Comyns, a lover of white cats, became aware of Snowflake's plight when a girlfriend telephoned and said, "There is a white cat in the parking lot of Burger King on Elm Road." Comyns was at the Burger King within minutes to pursue the feline.
"I saw him, but he would not come anywhere near me," she said. "He looked pathetic. He wasn't very clean and he had some scars. I think there was a tick on his neck," she added.
Comyns visited Snowflake in the parking lot of the Warren Burger King every other day for three months.

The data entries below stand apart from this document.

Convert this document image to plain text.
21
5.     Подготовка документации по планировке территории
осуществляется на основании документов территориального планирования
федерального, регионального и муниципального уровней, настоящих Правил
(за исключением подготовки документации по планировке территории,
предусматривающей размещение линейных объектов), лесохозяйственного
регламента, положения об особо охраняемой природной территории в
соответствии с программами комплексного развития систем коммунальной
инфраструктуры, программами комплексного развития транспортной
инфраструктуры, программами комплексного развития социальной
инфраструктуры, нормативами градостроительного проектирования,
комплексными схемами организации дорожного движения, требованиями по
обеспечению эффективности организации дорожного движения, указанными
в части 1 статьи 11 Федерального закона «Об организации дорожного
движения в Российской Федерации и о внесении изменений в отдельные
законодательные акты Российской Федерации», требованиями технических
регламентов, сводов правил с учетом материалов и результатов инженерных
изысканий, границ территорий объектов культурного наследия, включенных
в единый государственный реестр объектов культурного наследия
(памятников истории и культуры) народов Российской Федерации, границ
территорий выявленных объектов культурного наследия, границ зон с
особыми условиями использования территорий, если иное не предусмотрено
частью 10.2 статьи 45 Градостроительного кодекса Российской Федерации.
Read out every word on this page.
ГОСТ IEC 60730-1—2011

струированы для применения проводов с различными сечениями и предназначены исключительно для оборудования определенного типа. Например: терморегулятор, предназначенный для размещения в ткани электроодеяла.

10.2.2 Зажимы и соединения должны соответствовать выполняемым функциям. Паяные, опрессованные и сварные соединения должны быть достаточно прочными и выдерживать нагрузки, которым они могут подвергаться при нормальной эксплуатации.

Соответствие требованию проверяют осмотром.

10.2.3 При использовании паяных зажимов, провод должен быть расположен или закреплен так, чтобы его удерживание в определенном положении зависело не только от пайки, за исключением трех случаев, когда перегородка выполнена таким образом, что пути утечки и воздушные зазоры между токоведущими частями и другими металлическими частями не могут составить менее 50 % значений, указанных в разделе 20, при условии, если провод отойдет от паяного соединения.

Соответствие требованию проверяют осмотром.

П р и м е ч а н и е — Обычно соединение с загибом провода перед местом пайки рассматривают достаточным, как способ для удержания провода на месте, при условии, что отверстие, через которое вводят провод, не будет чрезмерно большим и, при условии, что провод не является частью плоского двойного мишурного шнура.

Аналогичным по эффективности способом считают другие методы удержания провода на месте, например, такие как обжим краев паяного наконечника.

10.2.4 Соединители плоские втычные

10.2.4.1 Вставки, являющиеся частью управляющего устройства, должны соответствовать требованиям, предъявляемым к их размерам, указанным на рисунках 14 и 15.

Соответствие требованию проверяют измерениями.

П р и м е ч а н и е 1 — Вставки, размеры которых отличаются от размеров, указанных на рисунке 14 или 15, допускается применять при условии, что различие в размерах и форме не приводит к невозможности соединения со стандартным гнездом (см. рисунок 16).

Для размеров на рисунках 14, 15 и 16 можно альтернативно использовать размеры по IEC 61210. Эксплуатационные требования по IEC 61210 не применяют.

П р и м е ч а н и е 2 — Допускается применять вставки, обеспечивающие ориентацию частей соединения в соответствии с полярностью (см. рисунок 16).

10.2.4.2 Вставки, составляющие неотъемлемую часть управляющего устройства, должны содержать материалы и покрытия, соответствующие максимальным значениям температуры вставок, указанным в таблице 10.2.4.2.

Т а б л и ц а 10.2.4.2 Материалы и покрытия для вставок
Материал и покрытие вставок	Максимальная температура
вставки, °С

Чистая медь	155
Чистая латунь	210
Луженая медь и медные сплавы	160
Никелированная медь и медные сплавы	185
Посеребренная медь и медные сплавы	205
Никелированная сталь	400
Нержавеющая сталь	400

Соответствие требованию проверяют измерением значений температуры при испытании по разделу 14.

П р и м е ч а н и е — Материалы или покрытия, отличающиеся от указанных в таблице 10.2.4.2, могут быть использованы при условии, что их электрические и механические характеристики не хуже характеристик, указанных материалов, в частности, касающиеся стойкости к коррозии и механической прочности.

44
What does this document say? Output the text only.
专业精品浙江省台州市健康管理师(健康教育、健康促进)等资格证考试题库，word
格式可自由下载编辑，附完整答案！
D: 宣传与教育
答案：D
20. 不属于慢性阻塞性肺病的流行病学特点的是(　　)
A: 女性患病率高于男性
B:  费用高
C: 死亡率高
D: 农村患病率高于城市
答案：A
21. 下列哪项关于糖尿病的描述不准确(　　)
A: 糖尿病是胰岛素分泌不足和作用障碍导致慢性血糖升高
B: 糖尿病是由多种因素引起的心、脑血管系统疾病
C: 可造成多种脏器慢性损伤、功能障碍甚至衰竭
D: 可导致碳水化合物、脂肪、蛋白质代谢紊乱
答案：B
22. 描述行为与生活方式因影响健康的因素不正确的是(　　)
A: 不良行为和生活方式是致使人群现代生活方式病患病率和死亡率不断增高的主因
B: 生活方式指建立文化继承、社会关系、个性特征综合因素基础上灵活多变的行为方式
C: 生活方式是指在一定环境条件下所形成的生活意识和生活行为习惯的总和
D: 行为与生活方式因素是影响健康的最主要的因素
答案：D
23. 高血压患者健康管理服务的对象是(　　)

Comyns actually caught Snowflake twice. The first time she had him neutered. Comyns was unable to bring him to her house, due to a neighbor's animal that was always on their property. The second time, Snowflake began to receive vaccinations.
"We brought him home. He lived outside for a few months until it got cold," she said. "I had finally started touching him."
On one particularly bitter winter night, Comyns gave in and said, "You're coming in!" Snowflake has never been outside again.
Snowflake has bonded with Comyns' other animals extremely well. "We have never had a problem with him," she said. "He is so mannerly and attentive to the two other cats."
Feral cats typically live in a colony. About a year ago, an Oak Street house in Warren had approximately 48 cats residing in the abandoned structure. "Several of the friendlier ones were adoptable," Stiles said.
According to Stiles, Packard Park currently has a large feral cat population, with about 30 cats being trapped, neutered and returned since 2009. The problem is, "if you see one stray cat, there are about five you don't see," Stiles said.
Feral cats often do not survive, and their lives are not easy without human caretakers. Males who roam and fight to find mates and defend their territory may be injured or transmit disease. Being pregnant so young and having two or three litters a year with nursing kittens is very stressful on female cats who are struggling to survive. Often there is an unreliable source of food and inadequate shelter.
Feral cats live in a certain location because if offers food and shelter. If a colony is removed, some feral cats from surrounding colonies may move in and take advantage of the situation. The cycle of reproduction and nuisance behavior begins all over again.
Feeding bans do not work on feral cats because they are territorial animals who can survive for weeks without food. They tend to move closer into habitations as they grow hungrier and more desperate.
"I look at it this way," said Stiles. "Every time we get one female spayed, we are saving 480,000 potential cats."